Colicin E1 Fragments Potentiate Antibiotics by Plugging TolC

Abstract

The double membrane architecture of Gram-negative bacteria forms a barrier that is effectively impermeable to extracellular threats. Accordingly, researchers have shown increasing interest in developing antibiotics that target the accessible, surface-exposed proteins embedded in the outer membrane. TolC forms the outer membrane channel of an antibiotic efflux pump in Escherichia coli. Drawing from prior observations that colicin E1, a toxin produced by and lethal to E. coli, can bind to the TolC channel, we investigate the capacity of colicin E1 fragments to ‘plug’ TolC and inhibit its efflux function. First, using single-molecule fluorescence, we show that colicin E1 fragments that do not include the cytotoxic domain localize at the cell surface.
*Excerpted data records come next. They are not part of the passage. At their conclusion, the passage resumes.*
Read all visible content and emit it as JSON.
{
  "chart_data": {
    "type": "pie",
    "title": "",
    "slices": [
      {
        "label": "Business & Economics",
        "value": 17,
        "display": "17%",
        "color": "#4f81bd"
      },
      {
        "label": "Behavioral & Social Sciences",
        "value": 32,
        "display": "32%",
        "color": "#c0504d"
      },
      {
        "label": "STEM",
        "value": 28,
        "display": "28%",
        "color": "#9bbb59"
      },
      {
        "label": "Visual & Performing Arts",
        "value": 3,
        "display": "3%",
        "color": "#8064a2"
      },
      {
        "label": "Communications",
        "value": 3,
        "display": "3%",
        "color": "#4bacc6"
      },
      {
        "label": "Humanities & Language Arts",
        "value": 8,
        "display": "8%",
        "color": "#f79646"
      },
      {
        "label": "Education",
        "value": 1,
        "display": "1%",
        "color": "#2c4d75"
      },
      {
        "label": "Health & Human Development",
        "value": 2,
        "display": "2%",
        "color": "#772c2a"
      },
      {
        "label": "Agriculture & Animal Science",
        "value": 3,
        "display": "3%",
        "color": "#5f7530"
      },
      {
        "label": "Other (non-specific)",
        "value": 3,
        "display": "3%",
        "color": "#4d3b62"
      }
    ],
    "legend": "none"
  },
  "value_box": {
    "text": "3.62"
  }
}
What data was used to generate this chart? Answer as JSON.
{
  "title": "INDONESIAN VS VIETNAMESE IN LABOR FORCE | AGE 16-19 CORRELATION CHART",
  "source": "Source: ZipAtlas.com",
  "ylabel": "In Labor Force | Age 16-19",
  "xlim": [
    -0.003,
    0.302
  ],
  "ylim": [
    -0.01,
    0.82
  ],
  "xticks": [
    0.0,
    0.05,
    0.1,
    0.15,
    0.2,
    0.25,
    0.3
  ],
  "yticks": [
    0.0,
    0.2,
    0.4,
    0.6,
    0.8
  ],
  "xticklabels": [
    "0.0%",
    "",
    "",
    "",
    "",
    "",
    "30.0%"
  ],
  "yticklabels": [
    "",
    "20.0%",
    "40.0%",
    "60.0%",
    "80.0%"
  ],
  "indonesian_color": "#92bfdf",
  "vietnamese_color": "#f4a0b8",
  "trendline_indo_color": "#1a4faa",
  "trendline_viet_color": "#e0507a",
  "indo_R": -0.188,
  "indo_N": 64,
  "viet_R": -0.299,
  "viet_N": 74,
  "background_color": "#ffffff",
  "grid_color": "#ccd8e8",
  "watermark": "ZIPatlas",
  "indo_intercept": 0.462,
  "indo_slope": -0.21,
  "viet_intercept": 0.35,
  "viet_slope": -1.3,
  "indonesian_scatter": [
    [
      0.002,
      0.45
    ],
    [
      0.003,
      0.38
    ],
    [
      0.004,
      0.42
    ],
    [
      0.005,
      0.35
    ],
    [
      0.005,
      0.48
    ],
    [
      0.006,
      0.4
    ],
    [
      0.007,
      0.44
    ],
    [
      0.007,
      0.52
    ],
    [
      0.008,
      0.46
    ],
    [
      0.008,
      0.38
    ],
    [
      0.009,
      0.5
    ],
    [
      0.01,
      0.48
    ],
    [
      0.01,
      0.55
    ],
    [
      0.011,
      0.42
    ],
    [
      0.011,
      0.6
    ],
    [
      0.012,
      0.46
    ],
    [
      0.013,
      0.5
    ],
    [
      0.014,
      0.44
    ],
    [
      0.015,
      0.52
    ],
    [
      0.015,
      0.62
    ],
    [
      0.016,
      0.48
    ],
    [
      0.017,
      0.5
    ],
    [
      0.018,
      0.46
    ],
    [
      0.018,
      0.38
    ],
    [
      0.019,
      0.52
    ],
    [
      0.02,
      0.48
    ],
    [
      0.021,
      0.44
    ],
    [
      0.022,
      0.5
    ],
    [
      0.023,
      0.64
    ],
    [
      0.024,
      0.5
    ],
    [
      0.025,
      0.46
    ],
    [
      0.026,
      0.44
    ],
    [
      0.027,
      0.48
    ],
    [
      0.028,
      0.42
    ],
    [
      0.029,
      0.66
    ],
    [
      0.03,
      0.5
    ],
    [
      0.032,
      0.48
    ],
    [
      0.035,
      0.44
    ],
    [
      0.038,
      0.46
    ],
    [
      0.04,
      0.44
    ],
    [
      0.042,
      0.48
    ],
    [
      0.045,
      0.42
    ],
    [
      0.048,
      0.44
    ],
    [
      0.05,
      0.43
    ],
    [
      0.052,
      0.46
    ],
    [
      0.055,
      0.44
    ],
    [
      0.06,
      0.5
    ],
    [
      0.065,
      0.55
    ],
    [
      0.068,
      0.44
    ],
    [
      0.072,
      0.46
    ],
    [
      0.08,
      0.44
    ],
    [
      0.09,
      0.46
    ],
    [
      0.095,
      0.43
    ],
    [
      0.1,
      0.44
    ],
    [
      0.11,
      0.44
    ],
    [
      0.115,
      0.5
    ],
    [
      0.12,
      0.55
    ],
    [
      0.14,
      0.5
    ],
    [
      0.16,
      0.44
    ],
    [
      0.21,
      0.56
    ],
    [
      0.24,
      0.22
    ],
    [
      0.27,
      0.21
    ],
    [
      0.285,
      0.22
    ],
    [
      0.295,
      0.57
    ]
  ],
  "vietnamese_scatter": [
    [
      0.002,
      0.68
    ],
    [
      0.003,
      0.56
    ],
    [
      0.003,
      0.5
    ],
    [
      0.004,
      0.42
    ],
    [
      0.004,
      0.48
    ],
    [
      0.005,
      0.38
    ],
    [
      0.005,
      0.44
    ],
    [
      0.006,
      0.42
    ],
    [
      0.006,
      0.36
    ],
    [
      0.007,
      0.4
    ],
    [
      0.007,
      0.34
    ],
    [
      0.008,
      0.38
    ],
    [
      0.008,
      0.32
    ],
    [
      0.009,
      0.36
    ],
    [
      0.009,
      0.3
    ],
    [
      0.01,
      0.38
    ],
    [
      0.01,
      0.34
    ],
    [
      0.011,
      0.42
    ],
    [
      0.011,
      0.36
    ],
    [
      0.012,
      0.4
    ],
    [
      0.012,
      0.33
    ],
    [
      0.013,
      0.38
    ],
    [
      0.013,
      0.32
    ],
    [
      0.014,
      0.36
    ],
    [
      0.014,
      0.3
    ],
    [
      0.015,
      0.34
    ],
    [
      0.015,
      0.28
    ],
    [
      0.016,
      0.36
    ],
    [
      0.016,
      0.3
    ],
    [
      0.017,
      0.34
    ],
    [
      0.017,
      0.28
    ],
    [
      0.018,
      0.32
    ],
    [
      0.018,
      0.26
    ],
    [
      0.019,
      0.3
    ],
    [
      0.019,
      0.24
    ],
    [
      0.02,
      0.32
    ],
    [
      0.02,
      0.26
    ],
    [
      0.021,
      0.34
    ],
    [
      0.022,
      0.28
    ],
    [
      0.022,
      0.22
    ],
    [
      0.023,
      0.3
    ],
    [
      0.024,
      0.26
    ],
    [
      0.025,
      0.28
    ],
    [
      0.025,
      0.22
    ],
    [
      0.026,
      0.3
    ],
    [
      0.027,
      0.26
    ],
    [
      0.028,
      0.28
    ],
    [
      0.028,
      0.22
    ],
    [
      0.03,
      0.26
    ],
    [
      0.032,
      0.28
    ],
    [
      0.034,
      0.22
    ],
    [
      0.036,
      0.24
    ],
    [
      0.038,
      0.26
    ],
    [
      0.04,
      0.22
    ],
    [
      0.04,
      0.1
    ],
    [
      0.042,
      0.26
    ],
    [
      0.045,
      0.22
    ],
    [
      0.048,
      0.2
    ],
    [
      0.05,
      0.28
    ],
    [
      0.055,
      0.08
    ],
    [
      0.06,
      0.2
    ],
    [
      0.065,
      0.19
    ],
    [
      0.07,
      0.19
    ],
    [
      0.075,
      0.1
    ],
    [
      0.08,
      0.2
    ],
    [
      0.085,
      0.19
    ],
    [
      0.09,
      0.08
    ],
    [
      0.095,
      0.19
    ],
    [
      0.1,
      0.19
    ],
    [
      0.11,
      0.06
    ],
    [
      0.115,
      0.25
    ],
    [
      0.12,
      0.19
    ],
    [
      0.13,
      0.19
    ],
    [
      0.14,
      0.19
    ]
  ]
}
Next, using real-time efflux measurements and minimum inhibitory concentration assays, we show that exposure of wild-type E. coli to fragments of colicin E1 indeed disrupts TolC efflux and heightens bacterial susceptibility to four common classes of antibiotics. This work demonstrates that extracellular plugging of outer membrane transporters can serve as a novel method to increase antibiotic susceptibility. In addition to the utility of these protein fragments as starting points for the development of novel antibiotic potentiators, the variety of outer membrane protein colicin binding partners provides an array of options that would allow our method to be used to inhibit other outer membrane protein functions.